Vilma Itälinna

Personal information
- Born: 23 May 2003 (age 23) Tampere, Finland

Sport
- Country: Finland
- Sport: Athletics
- Event(s): Heptathlon, Pentathlon
- Club: Tampereen Pyrintö

Achievements and titles
- Personal best(s): Heptathlon: 5703 (Tampere, 2023)

= Vilma Itälinna =

Finnish heptathlete

Vilma Itälinna (born 23 May 2003) is a multi-event track and field athlete from Finland. In 2023, she became the Finnish national champion in the pentathlon.

==Career==
From Tampere, she is a member of Tampereen Pyrintö Athletics Club and is coached by Jesse Jokinen.
Since childhood, she has been close friends and training partners with fellow Tampere athlete Saga Vanninen with the pair also playing football together for Ilves. The pair are also trained by former Finnish champion Tiia Hautala.

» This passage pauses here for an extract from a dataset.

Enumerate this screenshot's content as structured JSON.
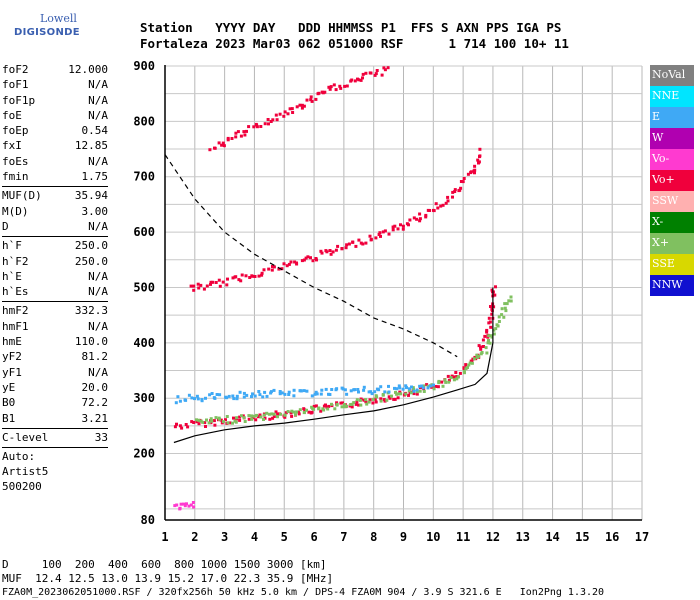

In August 2021, she won the Finiah National U20 championships in the heptathlon.

In February 2023, she became the national champion in the pentathlon with a new personal best score of 4223 points, which placed her fourth all-time for Finnish U23 female athletes. Her long jump distance was also equal to that reached by the winner of the long jump competition, Jessica Kähärä. She also recorded personal bests in the 60 metres hurdles (8.51 seconds) and in the shot put (12.48m).

In May 2023, she won the Western Finland regional championship in the heptathlon. In doing so, she secured the qualification standard for the European U23 Championship. Competing in the 2023 European Athletics U23 Championships – Women's heptathlon in Espoo in July 2023, she briefly led the competition when she won the 100 metres hurdles event. She also set a new 12.52 personal best in the shot put and finished the first day sixth overall, before gold was ultimately won by her compatriot Saga Vanninen, and Itälinna finished twelfth overall.